Et pourtant, il s’agissait bien de deux femmes. Je les fis entrer et elles se dirigèrent droit vers ma chambre à coucher, ou elles s’assirent côte à côte sur le lit. Je restai debout au milieu de la chambre (mon lit étant un modèle chinois, un mètre de large et sommier en bois massif, je n’avais plus de place pour m’asseoir). Elles étaient toutefois un peu vieilles, car la plus jeune avait bien soixante-dix ans. Elle portait une sorte de brassard rouge, et c’est elle qui prit la parole :

- Camarade ! Je suis gardienne de l’ordre et de la sécurité du quartier, bâtiment 8 Est ! Au nom de l’amitié entre les peuples, le Comité de Quartier te souhaite bienvenue ! Toutefois, il te faut sur le champ te rendre au Bureau d’Enregistrement des Travailleurs et te faire enregistrer ! C’est pour ta sécurité, camarade, et celle du Peuple !

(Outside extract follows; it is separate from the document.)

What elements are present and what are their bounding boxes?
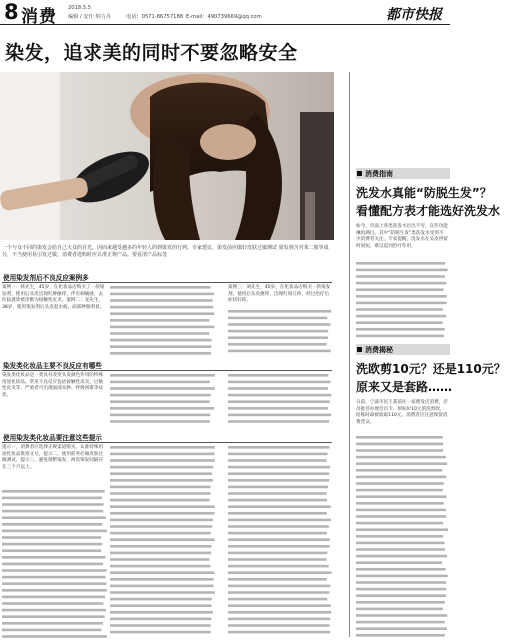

Dans la foulée, elle s’était emparée de mon passeport, et recopiait fébrilement tout ce qu’elle y trouvait, du nom du préfet de l’Isère au numéro de mon visa égyptien de 1997... Enfin, elle me fit comprendre sans détours qu’elle savait que je recevais de nombreuses visites de Chinois, voire même, quelle horreur, de Chinoises, et me rappela avec insistance :

- Il faut faire enregistrer tes visites, camarade ! Pour le Peuple, ne l’oublie pas ! Il veille sur toi !

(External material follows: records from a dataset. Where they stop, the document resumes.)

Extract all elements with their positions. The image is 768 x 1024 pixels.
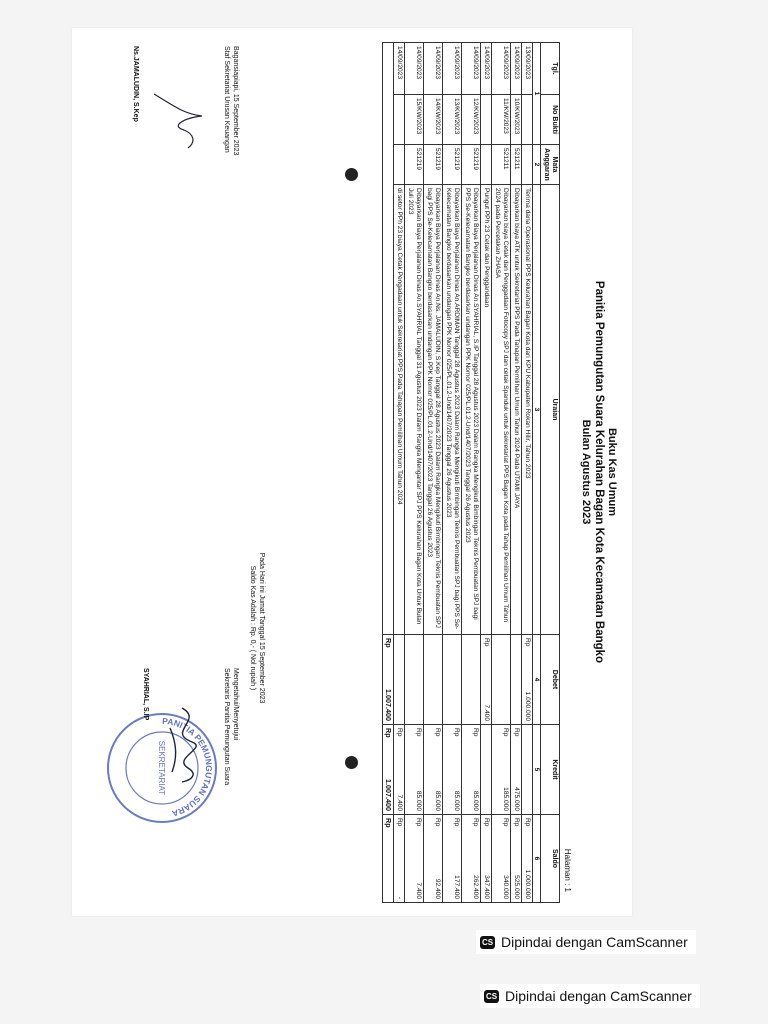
title-line-2: Panitia Pemungutan Suara Kelurahan Bagan Kota Kecamatan Bangko <box>593 280 605 664</box>
cell-saldo <box>394 815 405 903</box>
cell-saldo-amount: 525.000 <box>513 875 520 899</box>
table-row <box>394 43 405 903</box>
total-saldo <box>383 815 394 903</box>
cell-date: 14/09/2023 <box>492 43 511 95</box>
currency-label: Rp <box>502 818 509 827</box>
approval-title: Mengetahui/Menyetujui <box>232 668 239 741</box>
col-number-3: 3 <box>533 185 541 635</box>
cell-date: 14/09/2023 <box>394 43 405 95</box>
cell-saldo-amount: 1.000.000 <box>524 869 531 899</box>
currency-label: Rp <box>434 818 441 827</box>
cell-mata-anggaran: 521219 <box>424 145 443 185</box>
header-debet: Debet <box>541 635 560 725</box>
currency-label: Rp <box>453 728 460 737</box>
cell-saldo-amount: 340.000 <box>502 875 509 899</box>
cell-saldo <box>443 815 462 903</box>
currency-label: Rp <box>483 818 490 827</box>
cell-kredit-amount: 85.000 <box>434 790 441 811</box>
cell-date: 14/09/2023 <box>462 43 481 95</box>
cell-saldo <box>481 815 492 903</box>
header-row <box>541 43 560 903</box>
cell-no-bukti: 13/KW/2023 <box>443 95 462 145</box>
closing-statement <box>248 508 266 748</box>
scanned-page <box>72 28 632 916</box>
currency-label: Rp <box>513 818 520 827</box>
currency-label: Rp <box>472 728 479 737</box>
currency-label: Rp <box>524 818 531 827</box>
table-row <box>522 43 533 903</box>
cell-date: 14/09/2023 <box>511 43 522 95</box>
title-line-1: Buku Kas Umum <box>606 427 618 517</box>
cell-date: 13/09/2023 <box>522 43 533 95</box>
total-kredit-amount: 1.007.400 <box>384 779 393 811</box>
cell-kredit-amount: 475.000 <box>513 787 520 811</box>
cell-no-bukti <box>394 95 405 145</box>
cell-date: 14/09/2023 <box>481 43 492 95</box>
currency-label: Rp <box>415 818 422 827</box>
cell-no-bukti <box>522 95 533 145</box>
header-mata-anggaran: Mata Anggaran <box>541 145 560 185</box>
cell-kredit <box>522 725 533 815</box>
rotated-document <box>72 28 632 916</box>
cell-mata-anggaran: 521219 <box>405 145 424 185</box>
cell-uraian: Dibayarkan Biaya Perjalanan Dinas An.SYAHRIAL Tanggal 31 Agustus 2023 Dalam Rangka Mengantar SPJ PPS Kelurahan Bagan Kota Untuk Bulan Juli 2023 <box>405 185 424 635</box>
table-row <box>405 43 424 903</box>
cell-debet <box>394 635 405 725</box>
camscanner-watermark-1 <box>476 930 696 954</box>
cell-mata-anggaran <box>394 145 405 185</box>
cell-kredit-amount: 85.000 <box>453 790 460 811</box>
col-number-4: 4 <box>533 635 541 725</box>
cell-date: 14/09/2023 <box>405 43 424 95</box>
col-number-5: 5 <box>533 725 541 815</box>
cell-mata-anggaran: 521211 <box>511 145 522 185</box>
table-row <box>462 43 481 903</box>
cell-mata-anggaran <box>522 145 533 185</box>
stamp-inner-text: SEKRETARIAT <box>157 740 166 796</box>
total-row <box>383 43 394 903</box>
cell-date: 14/09/2023 <box>443 43 462 95</box>
secretary-signature <box>152 698 222 788</box>
header-kredit: Kredit <box>541 725 560 815</box>
cell-debet <box>443 635 462 725</box>
cell-saldo-amount: 347.400 <box>483 875 490 899</box>
cell-uraian: Dibayarkan Biaya Perjalanan Dinas An.Ns. JAMALUDIN, S.Kep Tanggal 28 Agustus 2023 Dalam Rangka Mengikuti Bimbingan Teknis Pembuatan SPJ bagi PPS Se-Kelecamatan Bangko berdasarkan undangan PPK Nomor 025/PL.01.2-Und/1407/2023 Tanggal 26 Agustus 2023 <box>424 185 443 635</box>
camscanner-logo-icon: CS <box>485 991 498 1001</box>
cell-uraian: Dibayarkan Biaya Perjalanan Dinas An.ARDIMAN Tanggal 28 Agustus 2023 Dalam Rangka Mengikuti Bimbingan Teknis Pembuatan SPJ bagi PPS Se-Kelecamatan Bangko berdasarkan undangan PPK Nomor 025/PL.01.2-Und/1407/2023 Tanggal 26 Agustus 2023 <box>443 185 462 635</box>
cell-no-bukti: 15/KW/2023 <box>405 95 424 145</box>
cell-saldo <box>492 815 511 903</box>
cell-kredit <box>394 725 405 815</box>
cell-debet-amount: 7.400 <box>483 704 490 721</box>
total-debet <box>383 635 394 725</box>
cell-debet <box>511 635 522 725</box>
currency-label: Rp <box>396 728 403 737</box>
cell-debet-amount: 1.000.000 <box>524 691 531 721</box>
currency-label: Rp <box>396 818 403 827</box>
col-number-6: 6 <box>533 815 541 903</box>
camscanner-logo-icon: CS <box>481 937 494 947</box>
cell-kredit <box>443 725 462 815</box>
total-debet-amount: 1.007.400 <box>384 689 393 721</box>
total-label-cell <box>383 43 394 635</box>
cell-kredit-amount: 85.000 <box>415 790 422 811</box>
currency-label: Rp <box>384 638 393 648</box>
cell-mata-anggaran: 521211 <box>492 145 511 185</box>
treasurer-signature <box>144 86 214 156</box>
cell-saldo-amount: 177.400 <box>453 875 460 899</box>
treasurer-signature-block <box>132 46 240 216</box>
cell-kredit <box>405 725 424 815</box>
currency-label: Rp <box>384 728 393 738</box>
cell-kredit <box>511 725 522 815</box>
ledger-body <box>394 43 533 903</box>
header-uraian: Uraian <box>541 185 560 635</box>
secretary-title: Sekretaris Panitia Pemungutan Suara <box>223 668 230 786</box>
table-row <box>492 43 511 903</box>
cell-kredit <box>462 725 481 815</box>
cell-no-bukti: 12/KW/2023 <box>462 95 481 145</box>
cell-kredit-amount: 7.400 <box>396 794 403 811</box>
currency-label: Rp <box>513 728 520 737</box>
secretary-name: SYAHRIAL, S.IP <box>142 668 149 721</box>
col-number-1: 1 <box>533 43 541 145</box>
currency-label: Rp <box>434 728 441 737</box>
cell-debet <box>462 635 481 725</box>
col-number-2: 2 <box>533 145 541 185</box>
header-no-bukti: No Bukti <box>541 95 560 145</box>
title-line-3: Bulan Agustus 2023 <box>580 419 592 525</box>
cell-saldo <box>462 815 481 903</box>
cell-no-bukti: 11/KW/2023 <box>492 95 511 145</box>
currency-label: Rp <box>524 638 531 647</box>
treasurer-name: Ns.JAMALUDIN, S.Kep <box>132 46 139 122</box>
cell-no-bukti: 10/KW/2023 <box>511 95 522 145</box>
page-number: Halaman : 1 <box>563 848 572 892</box>
cell-mata-anggaran <box>481 145 492 185</box>
camscanner-watermark-2 <box>480 984 700 1008</box>
cell-saldo-amount: - <box>396 896 403 899</box>
currency-label: Rp <box>453 818 460 827</box>
currency-label: Rp <box>472 818 479 827</box>
table-row <box>443 43 462 903</box>
cell-debet <box>492 635 511 725</box>
cell-kredit-amount: 85.000 <box>472 790 479 811</box>
camscanner-text: Dipindai dengan CamScanner <box>505 988 692 1004</box>
cell-uraian: Dibayarkan Biaya Perjalanan Dinas An.SYAHRIAL, S.IP Tanggal 28 Agustus 2023 Dalam Rangka Mengikuti Bimbingan Teknis Pembuatan SPJ bagi PPS Se-Kelecamatan Bangko berdasarkan undangan PPK Nomor 025/PL.01.2-Und/1407/2023 Tanggal 26 Agustus 2023 <box>462 185 481 635</box>
currency-label: Rp <box>483 638 490 647</box>
table-row <box>481 43 492 903</box>
currency-label: Rp <box>502 728 509 737</box>
cell-debet <box>522 635 533 725</box>
cell-debet <box>424 635 443 725</box>
cell-saldo <box>424 815 443 903</box>
cell-date: 14/09/2023 <box>424 43 443 95</box>
treasurer-title: Staf Sekretariat Urusan Keuangan <box>223 46 230 153</box>
table-row <box>424 43 443 903</box>
table-row <box>511 43 522 903</box>
currency-label: Rp <box>384 818 393 828</box>
cell-saldo <box>522 815 533 903</box>
cell-uraian: Pungut PPh 23 Cetak dan Penggandaan <box>481 185 492 635</box>
cell-kredit-amount: 185.000 <box>502 787 509 811</box>
document-titles <box>579 28 618 916</box>
cell-debet <box>405 635 424 725</box>
cell-no-bukti <box>481 95 492 145</box>
camscanner-text: Dipindai dengan CamScanner <box>501 934 688 950</box>
cell-uraian: Terima dana Operasional PPS Kelurahan Bagan Kota dari KPU Kabupaten Rokan Hilir, Tahun 2023 <box>522 185 533 635</box>
cell-saldo-amount: 262.400 <box>472 875 479 899</box>
cell-kredit <box>492 725 511 815</box>
cell-saldo-amount: 7.400 <box>415 882 422 899</box>
cell-saldo <box>405 815 424 903</box>
cell-mata-anggaran: 521219 <box>462 145 481 185</box>
closing-line-2: Saldo Kas Adalah : Rp. 0,- ( Nol rupiah ) <box>249 565 256 691</box>
column-number-row <box>533 43 541 903</box>
ledger-table <box>382 42 560 903</box>
cell-uraian: di setor PPh 23 biaya Cetak Pengadaan untuk Sekretariat PPS Pada Tahapan Pemilihan Umum Tahun 2024 <box>394 185 405 635</box>
signature-date: Bagansiapiapi, 15 September 2023 <box>232 46 239 156</box>
cell-no-bukti: 14/KW/2023 <box>424 95 443 145</box>
cell-kredit <box>424 725 443 815</box>
cell-saldo-amount: 92.400 <box>434 878 441 899</box>
currency-label: Rp <box>415 728 422 737</box>
cell-uraian: Dibayarkan biaya Cetak dan Penggadaan Fotocopy SPJ dan cetak Spanduk untuk Sekretariat PPS Bagan Kota pada Tahap Pemilihan Umum Tahun 2024 pada Percetakan ZHASA <box>492 185 511 635</box>
closing-line-1: Pada Hari ini Jumat Tanggal 15 September 2023 <box>258 552 265 704</box>
stamp-outer-text: PANITIA PEMUNGUTAN SUARA <box>161 715 215 819</box>
header-tgl: Tgl. <box>541 43 560 95</box>
cell-kredit <box>481 725 492 815</box>
header-saldo: Saldo <box>541 815 560 903</box>
cell-uraian: Dibayarkan biaya ATK untuk Sekretariat PPS Pada Tahapan Pemilihan Umum Tahun 2024 Pada UTAMI JAYA <box>511 185 522 635</box>
total-kredit <box>383 725 394 815</box>
cell-mata-anggaran: 521219 <box>443 145 462 185</box>
cell-debet <box>481 635 492 725</box>
cell-saldo <box>511 815 522 903</box>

Ah, le Peuple veille sur le Peuple... J’eus soudain envie de lui demander pourquoi, il y a presque dix ans sur une grande place qui est à deux minutes en vélo de chez moi, le Peuple avait tiré sur le Peuple. Et puis, je me suis dit que c’était bientôt Noël et que je ne voulais pas le passer en prison. Alors, j’ai souri, puis en guise de bonsoir je lui ai lancé la formule traditionnelle : « Merci, Camarade, tu travailles pour le Peuple ! ».